Each room is outfitted with a table where patients lay while be treated. Anatomical posters hang on the walls, calling to mind the illustrations found in Grey’s Anatomy, but listing acupuncture points rather than bones.
Past the exam rooms is a small kitchen with a ¾ fridge and a stove. Opposite the stove is a shelf with a pile of smooth river stones and a crockpot where Goodwill warms them for hot stone massages. A higher shelf is filled with a small library comprised of two dozen reference books including Chinese Herbal Patient Medicines, Acupuncture - A Comprehensive Text, and A Handbook of Traditional Chinese Gynecology. On the wall hangs a calendar declaring 2016 to be “the year of the monkey,” courtesy of the American Acupuncture Council.

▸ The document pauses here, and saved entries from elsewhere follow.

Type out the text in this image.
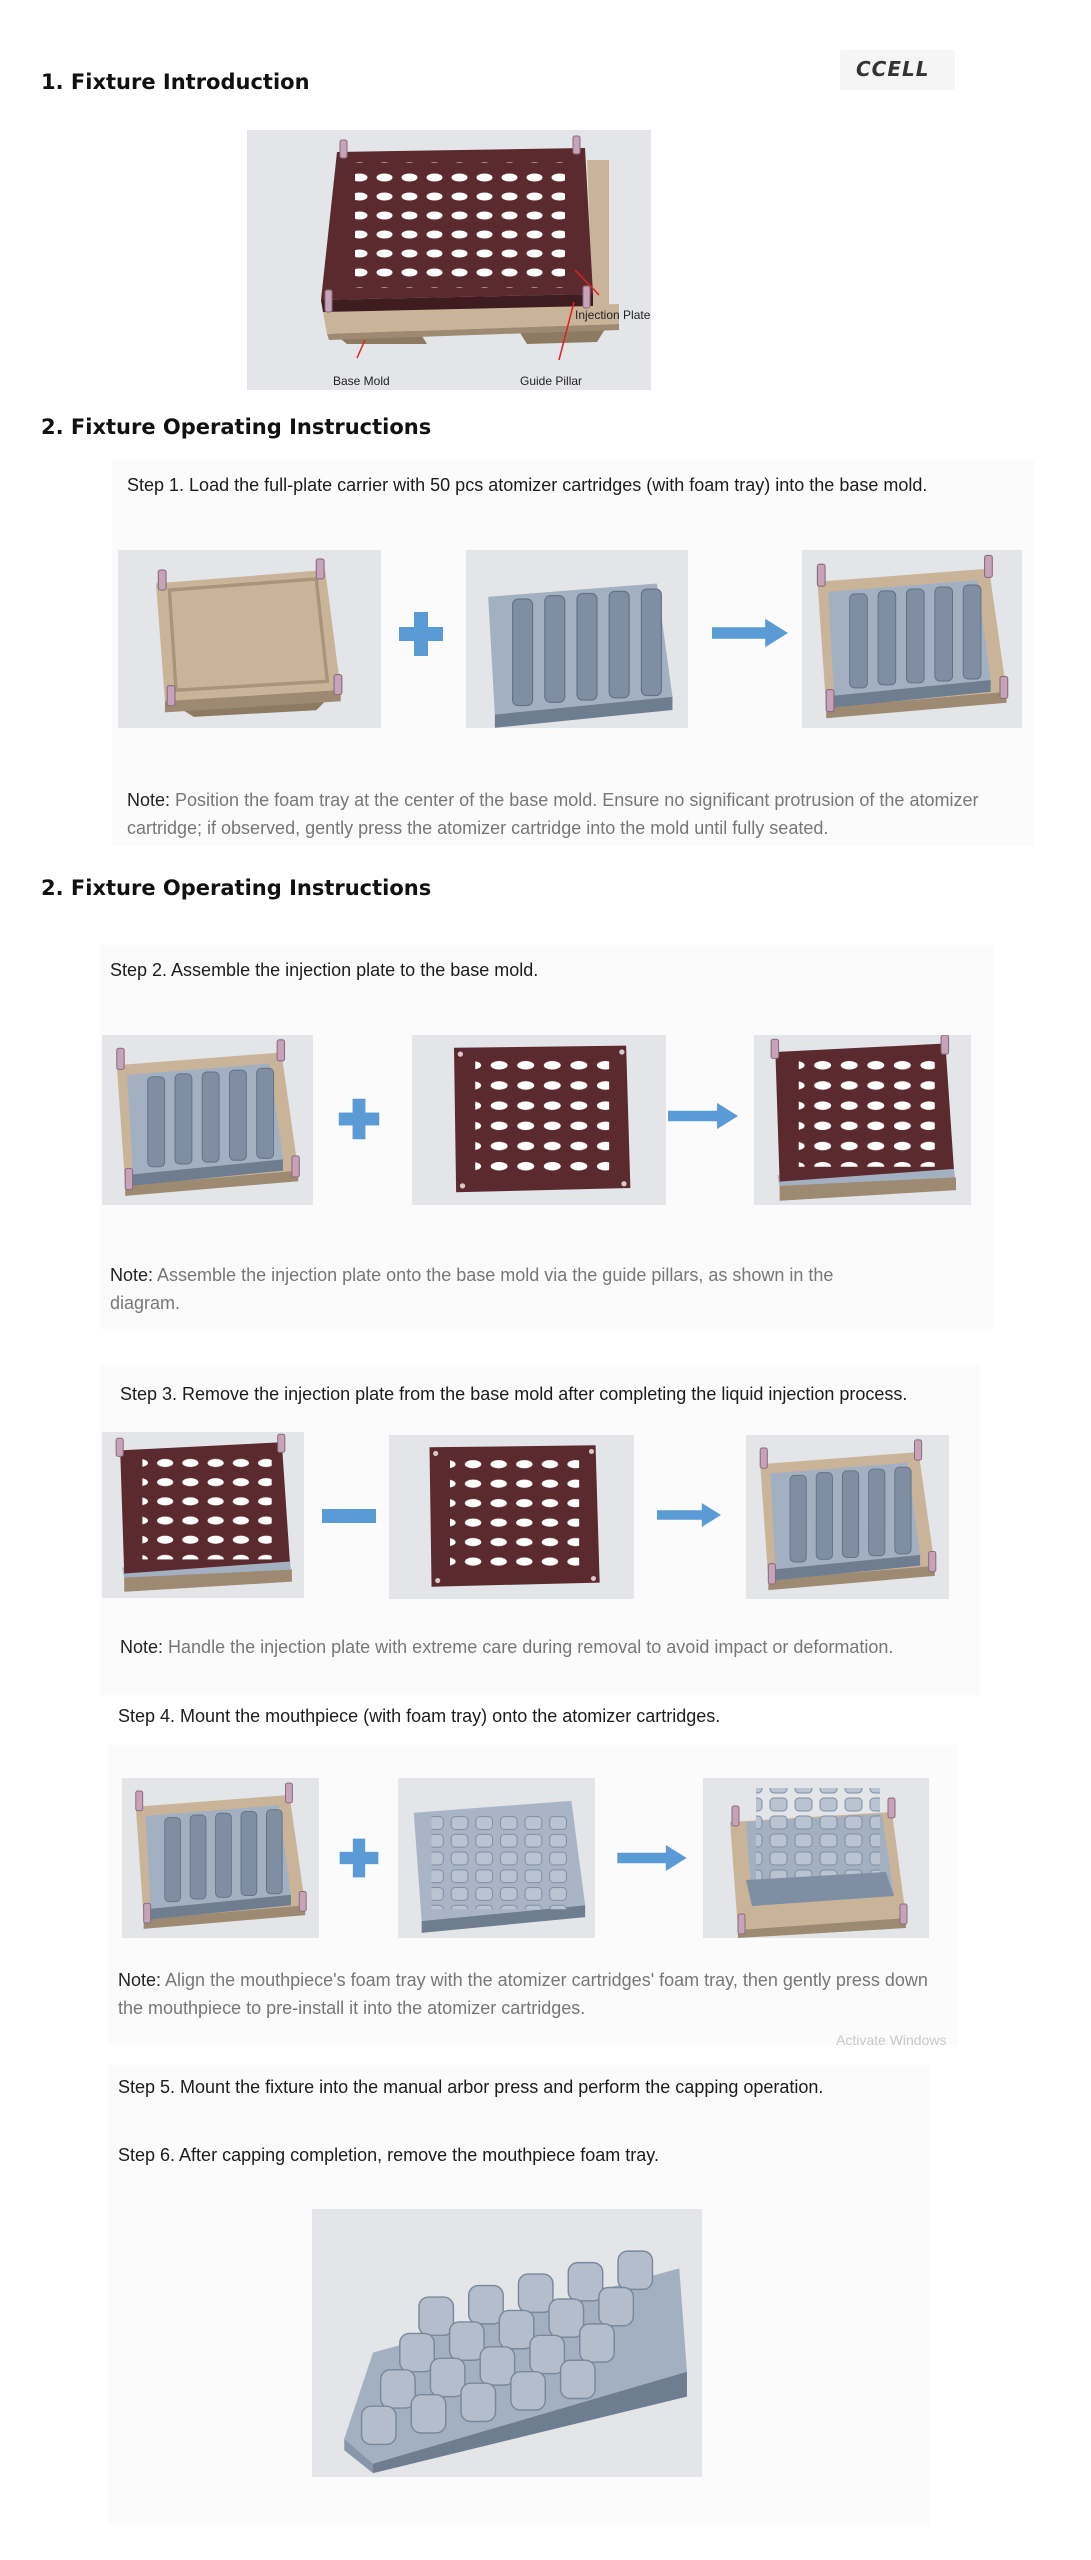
CCELL
1. Fixture Introduction
Injection Plate
Base Mold	Guide Pillar
2. Fixture Operating Instructions
Step 1. Load the full-plate carrier with 50 pcs atomizer cartridges (with foam tray) into the base mold.
Note: Position the foam tray at the center of the base mold. Ensure no significant protrusion of the atomizer cartridge; if observed, gently press the atomizer cartridge into the mold until fully seated.
2. Fixture Operating Instructions
Step 2. Assemble the injection plate to the base mold.
Note: Assemble the injection plate onto the base mold via the guide pillars, as shown in the diagram.
Step 3. Remove the injection plate from the base mold after completing the liquid injection process.
Note: Handle the injection plate with extreme care during removal to avoid impact or deformation.
Step 4. Mount the mouthpiece (with foam tray) onto the atomizer cartridges.
Note: Align the mouthpiece's foam tray with the atomizer cartridges' foam tray, then gently press down the mouthpiece to pre-install it into the atomizer cartridges.
Activate Windows
Step 5. Mount the fixture into the manual arbor press and perform the capping operation.
Step 6. After capping completion, remove the mouthpiece foam tray.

Next to the offices is the herbal pharmacy Goodwill owns. It is run, part time, by Goodwill’s protege and employee James Carolan.
Carolan recalls the first time he met Goodwill: “It seemed like there was a lot going on.” He has only been at the Medicine Tree since November, but already has a deep appreciation of Goodwill. After Carolan’s grandfather had a pair of seizures, she recommended lecithin, saying it is a precursor for the neurotransmitter acetylcholine.
“One of the shortcomings of science, with the great focus, the great refinement in specialization over the last forty or fifty years,” Carolan said, “is a narrowing of vision.
“It’s like the microscope approach versus the picture window. One looks minutely at details, the other looks at what is happening in a wider scope. I think both approaches are necessary.”
It’s the breadth of her experience, Carolan said, that’s sets Goodwill apart from other practitioners, both traditional and holistic. Carolan was talking about the number of holistic disciplines Goodwill knows - he said it is unusual to find a practitioner of more than one or two - but it is equally true of her scientific background.
Goodwill values her background for what it allows her to do for her patients-- one of her services is patient advocacy, accompanying them to doctors appointments to act as a scientific interpreter and to push the doctors to provide better care.
On the other hand, she is skeptical of an approach to health that focuses more on the disease than the patient. “I have clients who have had a heart attack already and we have to prevent a second. They’re on all kinds of medicines. We don’t know how that all interacts. Most of the time, they’re just trying to find something to knock them out.”
Goodwill said that this approach to health isn’t sustainable, that just as she has, medicine needs to find balance.